La Confédération paysanne tire la sonnette d’alarme sur la situation des exploitations agricoles alimentées par le canal de Gap.
Dans un courrier adressé au préfet des Hautes-Alpes, le syndicat affirme que les restrictions d’irrigation instaurées à partir du 19 juillet ont été renforcées dans plusieurs secteurs. Il évoque notamment une coupure totale sur certaines branches, dont celle de La Roche-des-Arnauds, ainsi qu’un arrosage limité à trois nuits par semaine dans une grande partie du Gapençais.
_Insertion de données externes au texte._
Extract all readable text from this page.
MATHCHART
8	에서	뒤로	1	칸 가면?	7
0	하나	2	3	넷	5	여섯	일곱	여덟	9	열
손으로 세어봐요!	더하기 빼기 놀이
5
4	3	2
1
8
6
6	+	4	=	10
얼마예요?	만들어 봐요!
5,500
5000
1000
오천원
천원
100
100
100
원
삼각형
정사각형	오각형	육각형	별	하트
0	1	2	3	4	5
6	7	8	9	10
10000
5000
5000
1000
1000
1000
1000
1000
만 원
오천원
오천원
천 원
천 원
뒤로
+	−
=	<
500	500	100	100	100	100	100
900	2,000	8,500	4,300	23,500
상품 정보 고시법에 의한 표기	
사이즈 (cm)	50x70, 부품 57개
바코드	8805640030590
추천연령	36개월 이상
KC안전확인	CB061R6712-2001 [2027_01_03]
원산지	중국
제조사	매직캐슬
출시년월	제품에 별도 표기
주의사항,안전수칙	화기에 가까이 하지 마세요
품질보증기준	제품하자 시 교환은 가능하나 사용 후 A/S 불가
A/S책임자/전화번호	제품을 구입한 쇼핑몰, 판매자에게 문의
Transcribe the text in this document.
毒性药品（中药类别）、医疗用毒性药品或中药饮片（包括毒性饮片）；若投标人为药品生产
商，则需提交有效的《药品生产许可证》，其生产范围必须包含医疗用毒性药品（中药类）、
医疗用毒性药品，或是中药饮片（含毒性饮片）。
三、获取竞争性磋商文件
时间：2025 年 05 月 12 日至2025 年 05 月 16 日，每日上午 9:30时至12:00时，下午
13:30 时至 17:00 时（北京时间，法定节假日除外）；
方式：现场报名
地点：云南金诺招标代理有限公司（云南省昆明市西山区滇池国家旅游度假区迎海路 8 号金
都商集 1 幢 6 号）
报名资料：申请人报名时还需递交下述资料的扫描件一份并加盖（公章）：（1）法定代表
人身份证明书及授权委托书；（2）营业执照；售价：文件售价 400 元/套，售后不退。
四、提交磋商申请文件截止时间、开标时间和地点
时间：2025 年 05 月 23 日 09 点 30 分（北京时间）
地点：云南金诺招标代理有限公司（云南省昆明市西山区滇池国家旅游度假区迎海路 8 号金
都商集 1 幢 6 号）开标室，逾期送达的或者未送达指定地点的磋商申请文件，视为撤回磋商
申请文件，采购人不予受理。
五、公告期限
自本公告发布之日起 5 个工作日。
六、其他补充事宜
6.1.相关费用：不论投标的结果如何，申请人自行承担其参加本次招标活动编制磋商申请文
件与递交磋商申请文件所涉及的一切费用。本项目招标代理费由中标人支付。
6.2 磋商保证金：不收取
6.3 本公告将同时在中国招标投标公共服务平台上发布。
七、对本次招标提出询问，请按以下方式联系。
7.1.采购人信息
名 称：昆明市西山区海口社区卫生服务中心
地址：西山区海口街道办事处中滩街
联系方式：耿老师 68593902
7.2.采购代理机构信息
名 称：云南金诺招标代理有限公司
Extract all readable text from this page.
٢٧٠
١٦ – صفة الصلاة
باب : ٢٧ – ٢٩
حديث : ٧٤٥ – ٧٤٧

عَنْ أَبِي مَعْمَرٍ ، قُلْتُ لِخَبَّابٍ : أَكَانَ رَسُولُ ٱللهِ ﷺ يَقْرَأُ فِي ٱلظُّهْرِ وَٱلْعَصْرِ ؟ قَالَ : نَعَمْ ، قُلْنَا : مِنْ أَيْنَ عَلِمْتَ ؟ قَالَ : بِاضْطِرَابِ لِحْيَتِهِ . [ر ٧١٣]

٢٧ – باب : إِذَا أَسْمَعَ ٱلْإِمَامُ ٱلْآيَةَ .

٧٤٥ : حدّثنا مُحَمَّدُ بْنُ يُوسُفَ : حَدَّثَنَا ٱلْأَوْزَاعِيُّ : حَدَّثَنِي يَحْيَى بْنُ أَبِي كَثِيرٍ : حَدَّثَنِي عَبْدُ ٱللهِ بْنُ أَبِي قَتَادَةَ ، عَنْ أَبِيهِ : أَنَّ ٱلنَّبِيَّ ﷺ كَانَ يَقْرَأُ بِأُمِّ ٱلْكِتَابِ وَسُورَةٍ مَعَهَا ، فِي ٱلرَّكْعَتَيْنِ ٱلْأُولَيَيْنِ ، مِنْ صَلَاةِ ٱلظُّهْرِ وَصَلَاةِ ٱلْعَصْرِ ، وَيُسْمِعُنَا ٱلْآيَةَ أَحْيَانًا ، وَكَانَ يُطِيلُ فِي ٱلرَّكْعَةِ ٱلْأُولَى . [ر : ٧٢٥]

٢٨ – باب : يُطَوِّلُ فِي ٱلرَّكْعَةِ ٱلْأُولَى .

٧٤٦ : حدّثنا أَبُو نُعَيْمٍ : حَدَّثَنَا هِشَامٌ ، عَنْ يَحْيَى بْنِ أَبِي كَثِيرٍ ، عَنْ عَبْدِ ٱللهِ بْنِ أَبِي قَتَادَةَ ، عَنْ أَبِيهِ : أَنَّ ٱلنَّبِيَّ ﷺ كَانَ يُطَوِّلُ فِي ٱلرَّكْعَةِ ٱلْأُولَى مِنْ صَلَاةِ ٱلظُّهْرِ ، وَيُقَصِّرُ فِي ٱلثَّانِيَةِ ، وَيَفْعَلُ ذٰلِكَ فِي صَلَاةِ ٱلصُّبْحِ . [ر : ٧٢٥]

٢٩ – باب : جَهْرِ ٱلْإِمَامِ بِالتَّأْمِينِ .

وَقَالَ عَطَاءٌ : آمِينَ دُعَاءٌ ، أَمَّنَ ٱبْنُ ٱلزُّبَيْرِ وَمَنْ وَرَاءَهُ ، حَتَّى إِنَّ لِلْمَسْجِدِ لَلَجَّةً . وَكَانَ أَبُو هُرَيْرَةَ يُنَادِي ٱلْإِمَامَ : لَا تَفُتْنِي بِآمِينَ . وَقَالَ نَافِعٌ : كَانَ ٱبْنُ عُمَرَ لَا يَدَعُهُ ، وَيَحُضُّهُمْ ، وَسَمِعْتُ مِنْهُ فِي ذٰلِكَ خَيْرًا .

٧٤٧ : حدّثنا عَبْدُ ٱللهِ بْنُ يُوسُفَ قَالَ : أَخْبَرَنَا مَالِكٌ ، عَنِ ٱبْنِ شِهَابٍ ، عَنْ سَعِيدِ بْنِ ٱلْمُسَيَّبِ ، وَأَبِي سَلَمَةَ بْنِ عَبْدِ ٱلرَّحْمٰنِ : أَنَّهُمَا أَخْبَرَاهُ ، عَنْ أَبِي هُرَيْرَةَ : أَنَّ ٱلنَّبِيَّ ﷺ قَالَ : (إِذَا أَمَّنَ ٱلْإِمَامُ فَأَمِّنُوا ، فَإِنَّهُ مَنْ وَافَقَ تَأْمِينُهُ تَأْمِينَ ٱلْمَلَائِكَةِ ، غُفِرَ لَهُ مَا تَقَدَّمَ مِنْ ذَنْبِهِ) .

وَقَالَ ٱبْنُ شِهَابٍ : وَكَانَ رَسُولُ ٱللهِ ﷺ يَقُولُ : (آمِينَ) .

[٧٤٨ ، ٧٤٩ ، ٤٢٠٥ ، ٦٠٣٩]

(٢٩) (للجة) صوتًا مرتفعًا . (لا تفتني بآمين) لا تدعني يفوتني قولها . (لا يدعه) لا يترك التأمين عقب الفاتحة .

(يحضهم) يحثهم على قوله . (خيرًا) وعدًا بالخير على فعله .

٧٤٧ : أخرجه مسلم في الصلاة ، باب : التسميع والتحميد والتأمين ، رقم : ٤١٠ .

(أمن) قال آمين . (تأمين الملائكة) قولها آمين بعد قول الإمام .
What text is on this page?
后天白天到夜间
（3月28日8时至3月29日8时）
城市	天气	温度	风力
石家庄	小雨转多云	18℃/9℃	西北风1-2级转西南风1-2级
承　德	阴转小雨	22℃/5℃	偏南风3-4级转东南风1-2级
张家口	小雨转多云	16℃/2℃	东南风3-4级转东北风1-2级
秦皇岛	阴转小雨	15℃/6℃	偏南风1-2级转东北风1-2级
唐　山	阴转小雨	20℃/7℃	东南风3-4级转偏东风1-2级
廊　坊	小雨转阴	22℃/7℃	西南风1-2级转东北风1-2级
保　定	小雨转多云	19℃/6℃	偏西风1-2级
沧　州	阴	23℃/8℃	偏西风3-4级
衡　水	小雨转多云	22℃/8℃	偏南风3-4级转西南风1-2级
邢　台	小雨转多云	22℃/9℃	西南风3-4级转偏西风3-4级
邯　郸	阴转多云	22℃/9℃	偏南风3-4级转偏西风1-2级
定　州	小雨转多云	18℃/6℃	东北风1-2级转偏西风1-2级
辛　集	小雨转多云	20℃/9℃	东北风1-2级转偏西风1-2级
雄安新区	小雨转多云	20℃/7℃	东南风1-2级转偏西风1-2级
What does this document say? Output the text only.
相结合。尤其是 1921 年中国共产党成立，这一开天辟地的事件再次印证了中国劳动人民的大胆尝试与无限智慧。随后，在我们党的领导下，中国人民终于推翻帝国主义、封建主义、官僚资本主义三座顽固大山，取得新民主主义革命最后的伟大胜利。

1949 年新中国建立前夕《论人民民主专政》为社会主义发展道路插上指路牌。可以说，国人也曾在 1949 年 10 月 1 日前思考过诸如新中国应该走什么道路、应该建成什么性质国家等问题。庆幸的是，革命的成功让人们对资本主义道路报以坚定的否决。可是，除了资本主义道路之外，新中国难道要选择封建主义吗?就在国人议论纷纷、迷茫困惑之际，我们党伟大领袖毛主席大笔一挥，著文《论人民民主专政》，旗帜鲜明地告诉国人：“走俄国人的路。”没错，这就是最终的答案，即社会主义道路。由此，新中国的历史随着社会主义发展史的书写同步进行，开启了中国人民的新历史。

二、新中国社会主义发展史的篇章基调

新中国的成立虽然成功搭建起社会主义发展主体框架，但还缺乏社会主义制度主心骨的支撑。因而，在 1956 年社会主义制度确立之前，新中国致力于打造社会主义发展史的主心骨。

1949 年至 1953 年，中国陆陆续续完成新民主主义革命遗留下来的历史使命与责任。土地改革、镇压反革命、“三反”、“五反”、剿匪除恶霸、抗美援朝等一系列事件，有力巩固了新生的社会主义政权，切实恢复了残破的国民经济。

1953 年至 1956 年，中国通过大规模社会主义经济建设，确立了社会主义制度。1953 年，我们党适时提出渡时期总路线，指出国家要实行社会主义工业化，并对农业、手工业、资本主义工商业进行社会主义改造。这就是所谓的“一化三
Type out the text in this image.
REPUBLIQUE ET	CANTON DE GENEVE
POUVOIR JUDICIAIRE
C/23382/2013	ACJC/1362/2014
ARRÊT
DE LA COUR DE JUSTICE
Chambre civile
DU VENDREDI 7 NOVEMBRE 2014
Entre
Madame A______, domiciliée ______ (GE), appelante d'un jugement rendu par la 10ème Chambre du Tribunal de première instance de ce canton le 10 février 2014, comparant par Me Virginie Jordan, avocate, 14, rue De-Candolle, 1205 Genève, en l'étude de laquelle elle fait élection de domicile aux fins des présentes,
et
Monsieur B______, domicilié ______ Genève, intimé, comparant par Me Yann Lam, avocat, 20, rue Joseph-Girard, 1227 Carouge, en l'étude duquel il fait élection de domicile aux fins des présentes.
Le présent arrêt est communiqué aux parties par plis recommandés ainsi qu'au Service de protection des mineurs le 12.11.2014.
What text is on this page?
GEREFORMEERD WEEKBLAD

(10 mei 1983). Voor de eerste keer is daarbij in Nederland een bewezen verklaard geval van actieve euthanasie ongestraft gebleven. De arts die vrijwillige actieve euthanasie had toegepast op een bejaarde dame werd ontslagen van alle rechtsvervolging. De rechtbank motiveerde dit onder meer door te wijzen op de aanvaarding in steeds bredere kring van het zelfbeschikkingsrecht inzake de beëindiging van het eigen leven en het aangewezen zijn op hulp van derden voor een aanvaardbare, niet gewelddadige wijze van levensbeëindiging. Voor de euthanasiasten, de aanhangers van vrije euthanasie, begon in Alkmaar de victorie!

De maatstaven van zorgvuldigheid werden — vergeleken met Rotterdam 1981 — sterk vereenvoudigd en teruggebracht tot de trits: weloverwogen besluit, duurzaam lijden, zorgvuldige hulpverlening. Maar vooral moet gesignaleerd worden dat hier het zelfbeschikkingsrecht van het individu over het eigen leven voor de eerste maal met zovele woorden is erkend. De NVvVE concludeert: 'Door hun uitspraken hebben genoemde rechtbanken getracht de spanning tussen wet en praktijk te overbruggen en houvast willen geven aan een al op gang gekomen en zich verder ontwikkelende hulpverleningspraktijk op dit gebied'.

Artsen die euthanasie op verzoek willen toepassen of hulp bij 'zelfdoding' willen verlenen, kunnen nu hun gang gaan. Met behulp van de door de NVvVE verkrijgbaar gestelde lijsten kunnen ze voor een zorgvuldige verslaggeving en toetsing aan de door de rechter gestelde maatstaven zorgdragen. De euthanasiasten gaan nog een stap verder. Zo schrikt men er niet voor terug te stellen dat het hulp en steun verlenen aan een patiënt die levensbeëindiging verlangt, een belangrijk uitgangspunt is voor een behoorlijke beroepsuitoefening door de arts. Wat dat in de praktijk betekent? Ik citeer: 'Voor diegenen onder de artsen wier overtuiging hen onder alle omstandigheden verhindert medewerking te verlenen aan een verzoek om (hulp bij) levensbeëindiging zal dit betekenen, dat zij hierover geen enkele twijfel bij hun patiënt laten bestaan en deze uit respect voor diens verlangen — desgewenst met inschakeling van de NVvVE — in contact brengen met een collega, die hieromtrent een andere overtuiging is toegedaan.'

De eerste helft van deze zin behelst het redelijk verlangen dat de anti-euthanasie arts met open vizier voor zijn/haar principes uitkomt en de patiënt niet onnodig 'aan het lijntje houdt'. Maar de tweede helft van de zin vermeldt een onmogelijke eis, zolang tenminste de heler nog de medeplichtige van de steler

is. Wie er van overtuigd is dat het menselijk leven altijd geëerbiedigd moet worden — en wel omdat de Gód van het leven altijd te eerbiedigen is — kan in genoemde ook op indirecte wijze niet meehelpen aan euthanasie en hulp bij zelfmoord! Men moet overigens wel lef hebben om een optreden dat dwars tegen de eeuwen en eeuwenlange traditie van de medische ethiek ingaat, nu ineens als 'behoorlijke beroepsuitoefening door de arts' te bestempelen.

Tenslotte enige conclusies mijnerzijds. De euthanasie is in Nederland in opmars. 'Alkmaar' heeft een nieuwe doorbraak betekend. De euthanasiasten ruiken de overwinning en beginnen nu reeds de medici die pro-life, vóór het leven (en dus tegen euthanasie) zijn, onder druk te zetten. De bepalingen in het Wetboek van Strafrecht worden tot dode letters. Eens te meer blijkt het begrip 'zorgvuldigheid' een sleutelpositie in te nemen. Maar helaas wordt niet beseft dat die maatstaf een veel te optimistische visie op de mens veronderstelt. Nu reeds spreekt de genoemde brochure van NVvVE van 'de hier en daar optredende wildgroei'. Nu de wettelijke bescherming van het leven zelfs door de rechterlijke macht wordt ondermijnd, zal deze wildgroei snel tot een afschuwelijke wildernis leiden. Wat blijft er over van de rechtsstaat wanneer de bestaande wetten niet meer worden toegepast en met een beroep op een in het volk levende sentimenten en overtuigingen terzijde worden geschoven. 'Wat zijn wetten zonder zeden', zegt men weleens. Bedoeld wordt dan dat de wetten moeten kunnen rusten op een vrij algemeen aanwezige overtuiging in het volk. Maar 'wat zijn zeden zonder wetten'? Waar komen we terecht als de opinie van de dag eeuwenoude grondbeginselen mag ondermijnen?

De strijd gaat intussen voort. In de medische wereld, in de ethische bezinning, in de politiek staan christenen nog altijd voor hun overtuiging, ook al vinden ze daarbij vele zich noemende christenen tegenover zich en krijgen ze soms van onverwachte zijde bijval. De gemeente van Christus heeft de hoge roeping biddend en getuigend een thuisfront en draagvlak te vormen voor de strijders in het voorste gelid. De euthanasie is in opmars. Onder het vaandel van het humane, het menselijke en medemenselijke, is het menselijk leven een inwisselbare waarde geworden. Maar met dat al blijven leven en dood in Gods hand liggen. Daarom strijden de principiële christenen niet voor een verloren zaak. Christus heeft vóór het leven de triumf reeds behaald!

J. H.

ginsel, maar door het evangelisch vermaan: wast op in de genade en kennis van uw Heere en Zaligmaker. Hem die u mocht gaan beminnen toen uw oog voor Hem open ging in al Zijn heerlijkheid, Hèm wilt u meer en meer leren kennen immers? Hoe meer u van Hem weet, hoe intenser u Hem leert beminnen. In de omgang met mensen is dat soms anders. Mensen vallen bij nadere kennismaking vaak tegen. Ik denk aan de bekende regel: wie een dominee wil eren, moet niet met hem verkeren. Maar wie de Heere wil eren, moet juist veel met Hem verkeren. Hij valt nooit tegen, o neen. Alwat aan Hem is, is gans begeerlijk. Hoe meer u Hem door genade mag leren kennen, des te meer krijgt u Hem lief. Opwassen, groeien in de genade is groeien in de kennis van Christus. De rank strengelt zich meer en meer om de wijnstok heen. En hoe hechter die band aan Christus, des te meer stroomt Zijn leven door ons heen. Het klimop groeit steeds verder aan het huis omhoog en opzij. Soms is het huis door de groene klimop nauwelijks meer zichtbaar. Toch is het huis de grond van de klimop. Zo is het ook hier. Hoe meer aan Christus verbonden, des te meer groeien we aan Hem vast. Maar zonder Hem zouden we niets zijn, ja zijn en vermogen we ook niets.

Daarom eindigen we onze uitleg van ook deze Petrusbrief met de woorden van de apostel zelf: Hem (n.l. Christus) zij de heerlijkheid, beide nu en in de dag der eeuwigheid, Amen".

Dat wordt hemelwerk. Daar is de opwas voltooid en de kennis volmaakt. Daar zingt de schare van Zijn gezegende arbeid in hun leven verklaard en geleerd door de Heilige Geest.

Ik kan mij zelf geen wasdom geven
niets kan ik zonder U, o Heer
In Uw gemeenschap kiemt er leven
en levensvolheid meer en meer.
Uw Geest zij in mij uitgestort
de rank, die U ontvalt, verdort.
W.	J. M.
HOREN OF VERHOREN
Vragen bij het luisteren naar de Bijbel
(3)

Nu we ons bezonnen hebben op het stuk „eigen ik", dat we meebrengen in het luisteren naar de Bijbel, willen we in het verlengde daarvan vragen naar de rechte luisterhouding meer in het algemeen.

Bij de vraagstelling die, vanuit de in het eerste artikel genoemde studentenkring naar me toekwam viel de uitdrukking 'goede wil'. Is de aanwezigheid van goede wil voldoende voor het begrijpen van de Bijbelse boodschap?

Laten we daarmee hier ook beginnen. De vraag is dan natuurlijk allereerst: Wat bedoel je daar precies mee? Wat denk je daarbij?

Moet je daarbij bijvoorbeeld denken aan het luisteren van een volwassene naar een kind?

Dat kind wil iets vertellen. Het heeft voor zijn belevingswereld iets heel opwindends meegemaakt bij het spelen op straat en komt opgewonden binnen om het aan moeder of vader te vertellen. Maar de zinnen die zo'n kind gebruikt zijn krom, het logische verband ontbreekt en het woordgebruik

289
Selon la Confédération paysanne, les fermes les plus dépendantes de l’eau sont déjà durement touchées, en particulier les exploitations maraîchères.
"Sans pluie dans les prochains jours, les coupures vont s’intensifier et nous courons vers la catastrophe pour de nombreuses cultures : maraîchage, arboriculture, fourrages, semences…", alerte le syndicat, qui redoute des conséquences économiques importantes pour des exploitations déjà fragilisées.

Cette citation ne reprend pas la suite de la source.